Everyday, the App Builder and BillingPoint data is refreshed into warehouse, which Tableau then consumes to refresh the Tableau data source extracts. Here is the high-level overview diagram that details how the data flows into the warehouse. The ETL process is developed using Python scripts that do the following:
- Extract data from MongoDB (Atoms in Mongo) or Postgres (Atoms in Postgres)
- Transforms the data into warehouse as rows and columns
- Loads the data into warehouse
- Recreates the required views
- Grants permissions for the tableau user
- Triggers the Tableau data source refresh for the corporation. Data sources must be owned by domain_publisher and not tagged as do not refresh.
Data Flow:
- For corporations with atoms in MongoDB, the nightly refresh Jenkins job reads the data from the MongoDB read replica host. The nightly refresh job reads the atoms from the atoms table in the app builder schema for corporations with atoms in Postgres.
- The nightly refresh job transforms the data using a Python script and is scheduled on Jenkins.
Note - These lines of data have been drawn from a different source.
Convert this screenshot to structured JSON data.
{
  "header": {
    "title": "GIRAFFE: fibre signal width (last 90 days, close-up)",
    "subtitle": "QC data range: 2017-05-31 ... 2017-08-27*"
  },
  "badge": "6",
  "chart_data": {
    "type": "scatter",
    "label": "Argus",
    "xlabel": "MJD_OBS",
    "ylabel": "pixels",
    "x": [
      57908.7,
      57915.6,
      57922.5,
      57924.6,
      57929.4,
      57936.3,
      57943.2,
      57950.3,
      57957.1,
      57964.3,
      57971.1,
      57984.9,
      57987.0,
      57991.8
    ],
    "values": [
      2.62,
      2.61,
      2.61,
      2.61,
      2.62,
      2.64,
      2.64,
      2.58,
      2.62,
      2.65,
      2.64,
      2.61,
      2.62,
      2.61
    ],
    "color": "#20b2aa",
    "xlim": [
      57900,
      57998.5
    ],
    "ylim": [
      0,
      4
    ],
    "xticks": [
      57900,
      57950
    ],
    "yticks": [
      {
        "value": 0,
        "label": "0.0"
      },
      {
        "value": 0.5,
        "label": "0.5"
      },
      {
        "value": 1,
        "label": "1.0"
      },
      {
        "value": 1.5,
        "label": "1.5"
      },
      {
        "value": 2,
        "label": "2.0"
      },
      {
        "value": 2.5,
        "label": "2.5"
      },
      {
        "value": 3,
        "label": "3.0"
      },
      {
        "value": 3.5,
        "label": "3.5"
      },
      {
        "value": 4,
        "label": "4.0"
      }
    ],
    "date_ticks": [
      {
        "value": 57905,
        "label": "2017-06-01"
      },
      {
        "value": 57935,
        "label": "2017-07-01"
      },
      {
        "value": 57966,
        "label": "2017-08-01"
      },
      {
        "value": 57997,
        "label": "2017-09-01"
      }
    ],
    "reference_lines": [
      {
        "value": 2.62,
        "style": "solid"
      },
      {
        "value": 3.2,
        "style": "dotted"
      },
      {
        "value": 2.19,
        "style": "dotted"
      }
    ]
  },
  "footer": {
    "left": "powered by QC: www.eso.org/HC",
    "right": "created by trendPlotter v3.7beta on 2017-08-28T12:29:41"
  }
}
- Once the data is transformed, the nightly refresh job starts writing data into warehouse tables in batches. If metadata changes, it will drop and recreate the tables to reflect the updated columns.
- At the end of the nightly refresh job, it triggers the Tableau data source refresh so that Tableau can pull the data from the warehouse into Tableau data source extracts.
- The data from the Tableau data source extracts is then consumed by the workbooks in Tableau.